The expression of complement C4 was seen to be increased in parallel with the increase in estrogen during the proliferative phase of the menstrual cycle, in line with the notion that C4 is under estrogenic control. No direct evidence exists from other studies on humans to support this, however a recent study reports significantly higher mean levels of circulating C4 in postmenopausal women taking oral conjugated equine estrogen and continuous medroxyprogesterone acetate when compared to untreated women (25).
Our findings, along with earlier studies, suggest that C4 expression may be under hormonal control during normal menstrual cycles. Furthermore, estrogen mediated upregulation of complement C3 synthesis by the endometrium, but not the liver has been demonstrated in rats (26). We hypothesize that endometrial production of complement C4 is under estrogenic control, and that C4 has a specific endometrial function.
Several of the proteins identified using this analysis provide independent confirmation of earlier findings, but via a completely different experimental process. In addition, several as yet unknown proteins have been identified as differentially expressed in the uterine lumen according to cycle day.
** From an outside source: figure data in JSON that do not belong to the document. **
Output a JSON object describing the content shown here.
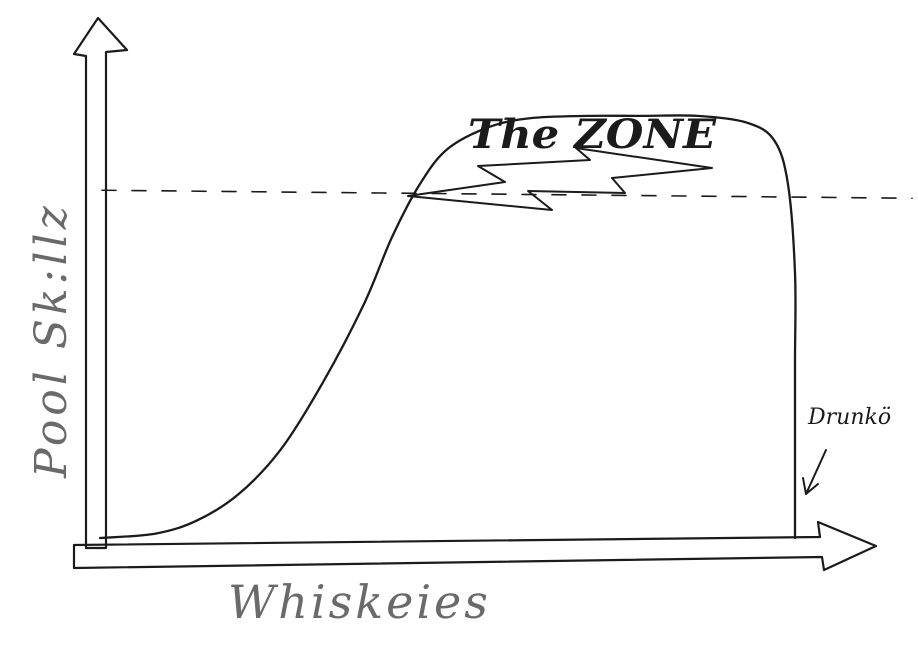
{
  "chart_data": {
    "type": "line",
    "xlabel": "Whiskeies",
    "ylabel": "Pool Sk:llz",
    "annotations": {
      "zone_label": "The ZONE",
      "drunk_label": "Drunkö"
    },
    "xlim": [
      0,
      100
    ],
    "ylim": [
      0,
      100
    ],
    "zone_threshold": 78,
    "series": [
      {
        "x": [
          0,
          8,
          14,
          20,
          26,
          32,
          38,
          42,
          46,
          50,
          56,
          62,
          70,
          78,
          86,
          93,
          97,
          99,
          100,
          100,
          100,
          100,
          100
        ],
        "y": [
          0,
          1,
          4,
          10,
          20,
          35,
          53,
          68,
          80,
          88,
          93,
          95,
          95.5,
          95.5,
          95.5,
          94,
          90,
          80,
          60,
          40,
          20,
          5,
          0
        ]
      }
    ],
    "grid": false,
    "legend": "none"
  }
}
These data suggest that the systematic application of proteomics technology to the analysis of uterine flushings may provide new information regarding endometrial molecular processes. Further studies are underway to identify the unknown proteins and to examine differences between various causes of infertility and clinical outcomes. These findings may lead to the development of clinically useful diagnostic or prognostic markers in infertile women.